People here certainly know their politics but generally fail to find much passion for politicians. Given the bluntness of occasional votes for individuals – the essence of Western representative democracy – it’s hard to blame them.
Graffitied campaign posters are not the most scientific indicator of local votes though they reflect what’s happened here in the past. When France chose Nicolas Sarkozy last time around, Montbrun’s few hundred voters wound up on the losing side.
The villagers should have more luck in this year. More rigorous polls suggest Sarkozy will survive the first round on Sunday and lose the second two weeks later to his Socialist challenger François Hollande.
Sarkozy’s poster in Montbrun has dollar signs scribbled over his eyes. His campaign slogan of “La France Forte” is cheekily switched to “Morte”, transforming a strong France into a dead one with a single letter. The addition of: “Don’t vote, that suits me fine” completes the picture. Hollande’s is untouched.
Marine Le Pen, the National Front candidate, has a felt-tip Hitler moustache and a blacked out suggestion of the Führer’s slicked-down hair.

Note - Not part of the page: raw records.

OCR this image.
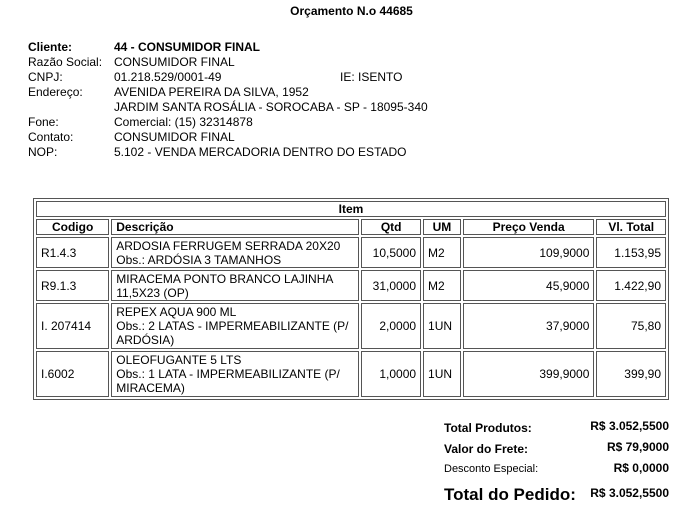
Orçamento N.o 44685
Cliente:	44 - CONSUMIDOR FINAL
Razão Social: CONSUMIDOR FINAL
CNPJ:	01.218.529/0001-49	IE: ISENTO
Endereço:	AVENIDA PEREIRA DA SILVA, 1952
JARDIM SANTA ROSÁLIA - SOROCABA - SP - 18095-340
Fone:	Comercial: (15) 32314878
Contato:	CONSUMIDOR FINAL
NOP:	5.102 - VENDA MERCADORIA DENTRO DO ESTADO
Item					
Codigo	Descrição	Qtd	UM	Preço Venda	Vl. Total
R1.4.3	ARDOSIA FERRUGEM SERRADA 20X20
Obs.: ARDÓSIA 3 TAMANHOS	10,5000	M2	109,9000	1.153,95
R9.1.3	MIRACEMA PONTO BRANCO LAJINHA
11,5X23 (OP)	31,0000	M2	45,9000	1.422,90
I. 207414	REPEX AQUA 900 ML
Obs.: 2 LATAS - IMPERMEABILIZANTE (P/
ARDÓSIA)	2,0000	1UN	37,9000	75,80
I.6002	OLEOFUGANTE 5 LTS
Obs.: 1 LATA - IMPERMEABILIZANTE (P/
MIRACEMA)	1,0000	1UN	399,9000	399,90
Total Produtos:	R$ 3.052,5500
Valor do Frete:	R$ 79,9000
Desconto Especial:	R$ 0,0000
Total do Pedido: R$ 3.052,5500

Though she won’t score much in Montbrun, national polling puts her projected share in the mid teens. Running her close will be Jean-Luc Mélenchon, his poster untouched. François Bayrou, sporting a clown nose on his picture, is slightly behind them both.

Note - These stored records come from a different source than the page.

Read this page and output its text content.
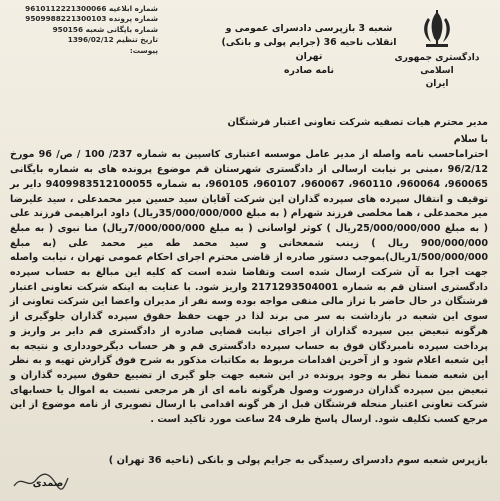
شماره ابلاغیه 9610112221300066
شماره پرونده 9509988221300103
شماره بایگانی شعبه 950156
تاریخ تنظیم 1396/02/12
پیوست:
شعبه 3 بازپرسی دادسرای عمومی و انقلاب ناحیه 36 (جرایم پولی و بانکی) تهران
نامه صادره
دادگستری جمهوری اسلامی
ایران

مدیر محترم هیات تصفیه شرکت تعاونی اعتبار فرشتگان

با سلام

احتراماحسب نامه واصله از مدیر عامل موسسه اعتباری کاسپین به شماره 237/ 100 / ص/ 96 مورخ 96/2/12 ،مبنی بر نیابت ارسالی از دادگستری شهرستان قم موضوع پرونده های به شماره بایگانی 960065، 960064، 960110، 960067، 960107، 960105، به شماره 9409983512100055 دایر بر توقیف و انتقال سپرده های سپرده گذاران این شرکت آقایان سید حسین میر محمدعلی ، سید علیرضا میر محمدعلی ، هما مخلصی فرزند شهرام ( به مبلغ 35/000/000/000ریال) داود ابراهیمی فرزند علی ( به مبلغ 25/000/000/000ریال ) کوثر لواسانی ( به مبلغ 7/000/000/000ریال) منا نبوی ( به مبلغ 900/000/000 ریال ) زینب شمعخانی و سید محمد طه میر محمد علی (به مبلغ 1/500/000/000ریال)بموجب دستور صادره از قاضی محترم اجرای احکام عمومی تهران ، نیابت واصله جهت اجرا به آن شرکت ارسال شده است وتقاضا شده است که کلیه این مبالغ به حساب سپرده دادگستری استان قم به شماره 2171293504001 واریز شود. با عنایت به اینکه شرکت تعاونی اعتبار فرشتگان در حال حاضر با تراز مالی منفی مواجه بوده وسه نفر از مدیران واعضا این شرکت تعاونی از سوی این شعبه در بازداشت به سر می برند لذا در جهت حفظ حقوق سپرده گذاران جلوگیری از هرگونه تبعیض بین سپرده گذاران از اجرای نیابت قضایی صادره از دادگستری قم دایر بر واریز و پرداخت سپرده نامبردگان فوق به حساب سپرده دادگستری قم و هر حساب دیگرخودداری و نتیجه به این شعبه اعلام شود و از آخرین اقدامات مربوط به مکاتبات مذکور به شرح فوق گزارش تهیه و به نظر این شعبه ضمنا نظر به وجود پرونده در این شعبه جهت جلو گیری از تضییع حقوق سپرده گذاران و تبعیض بین سپرده گذاران درصورت وصول هرگونه نامه ای از هر مرجعی نسبت به اموال یا حسابهای شرکت تعاونی اعتبار منحله فرشتگان قبل از هر گونه اقدامی با ارسال تصویری از نامه موضوع از این مرجع کسب تکلیف شود. ارسال پاسخ ظرف 24 ساعت مورد تاکید است .

بازپرس شعبه سوم دادسرای رسیدگی به جرایم پولی و بانکی (ناحیه 36 تهران )
صمدی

A straw poll of exactly two women voters, one 35-years old and the other close to double that, wouldn’t stand up to conventional pollsters’ rules. But so what? It certainly shows the sort of frustrations typical of voters all over the world. The idea that whatever voters chose, nothing much changes. The power of corporations to dodge taxes and flit from one country to another for the cheapest workers is one major problem. Another is the ever-present fear of countries getting skewered by global financial speculators.
Neither woman supports the main candidates, the younger one’s main issue being how best to register her protest. How do you say the whole system sucks, that whoever gets in won’t alter the threats to France and its euro-zone partners? Should you not turn up at all, leave your ballot unmarked or write “screw you” across the lot of them?

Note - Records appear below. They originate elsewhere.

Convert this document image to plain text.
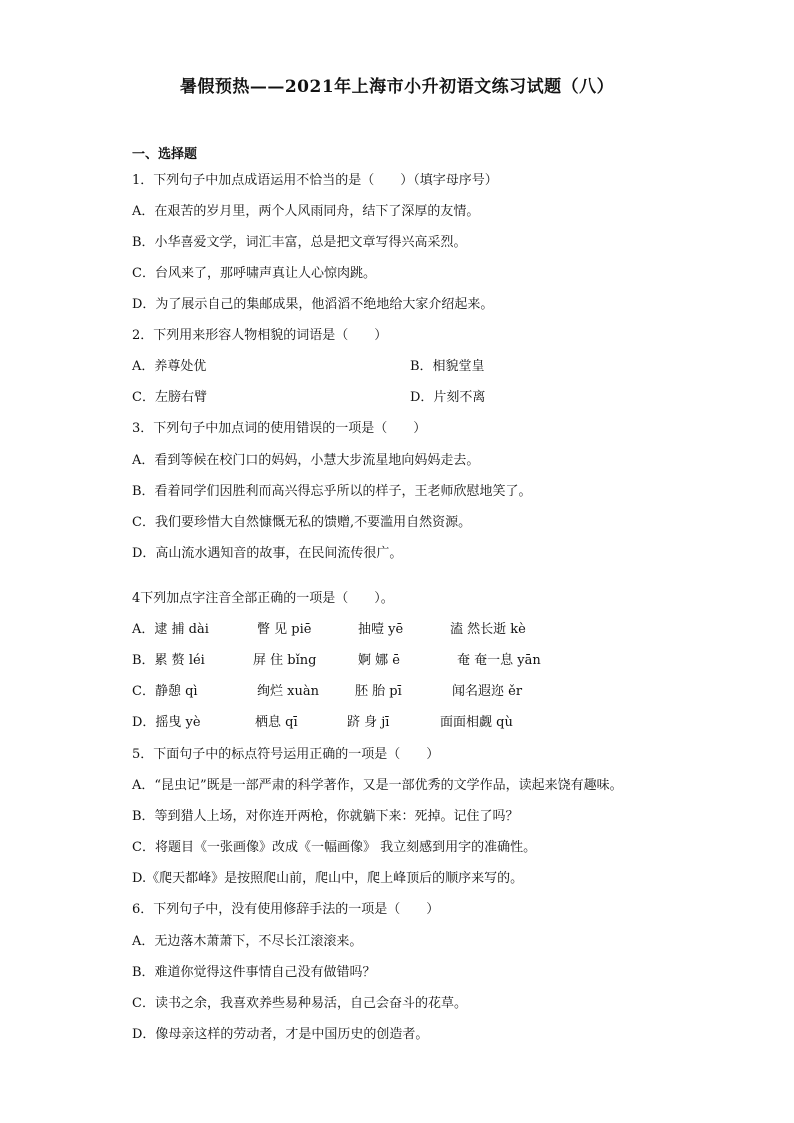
暑假预热——2021年上海市小升初语文练习试题（八）
一、选择题
1．下列句子中加点成语运用不恰当的是（　　）（填字母序号）
A．在艰苦的岁月里，两个人风雨同舟，结下了深厚的友情。
B．小华喜爱文学，词汇丰富，总是把文章写得兴高采烈。
C．台风来了，那呼啸声真让人心惊肉跳。
D．为了展示自己的集邮成果，他滔滔不绝地给大家介绍起来。
2．下列用来形容人物相貌的词语是（　　）
A．养尊处优	B．相貌堂皇
C．左膀右臂	D．片刻不离
3．下列句子中加点词的使用错误的一项是（　　）
A．看到等候在校门口的妈妈，小慧大步流星地向妈妈走去。
B．看着同学们因胜利而高兴得忘乎所以的样子，王老师欣慰地笑了。
C．我们要珍惜大自然慷慨无私的馈赠,不要滥用自然资源。
D．高山流水遇知音的故事，在民间流传很广。
4下列加点字注音全部正确的一项是（　　）。
A．逮 捕 dài	瞥 见 piē	抽噎 yē	溘 然长逝 kè
B．累 赘 léi	屏 住 bǐng	婀 娜 ē	奄 奄一息 yān
C．静憩 qì	绚烂 xuàn	胚 胎 pī	闻名遐迩 ěr
D．摇曳 yè	栖息 qī	跻 身 jī	面面相觑 qù
5．下面句子中的标点符号运用正确的一项是（　　）
A．“昆虫记”既是一部严肃的科学著作，又是一部优秀的文学作品，读起来饶有趣味。
B．等到猎人上场，对你连开两枪，你就躺下来：死掉。记住了吗？
C．将题目《一张画像》改成《一幅画像》 我立刻感到用字的准确性。
D.《爬天都峰》是按照爬山前，爬山中，爬上峰顶后的顺序来写的。
6．下列句子中，没有使用修辞手法的一项是（　　）
A．无边落木萧萧下，不尽长江滚滚来。
B．难道你觉得这件事情自己没有做错吗？
C．读书之余，我喜欢养些易种易活，自己会奋斗的花草。
D．像母亲这样的劳动者，才是中国历史的创造者。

Whoever wins faces immediate pressure from the financial markets, a dynamite stick both Hollande and Sarkozy have juggled in campaigning. Each jabs at the other’s competence to meet the threat yet neither nails the fundamental question of why we’re all at the mercy of bankers and markets.
Which is why Montbrun tends to go its own way in politics.
The local mairie recently backed the school director in her refusal to put pupils’ names to an intrusive national database. An association runs the local weekly market, including a volunteer-run café whose proceeds funds other activities in the village. Regular documentary screenings and debate bring in views from around the world and a chance to talk about putting their lessons into practice here. People grow vegetables and swap seeds that don’t meet absurd EU rules, they trade work, buy wholesale food collectively, barter and generally dodge the system any way they can to live their lives.
As a native Scotsman resident here since 2005, I have no vote in national elections. I’m totally not bothered. Given what’s at stake and what influence even the natives have, I prefer the promise of acting truly locally while looking and thinking globally.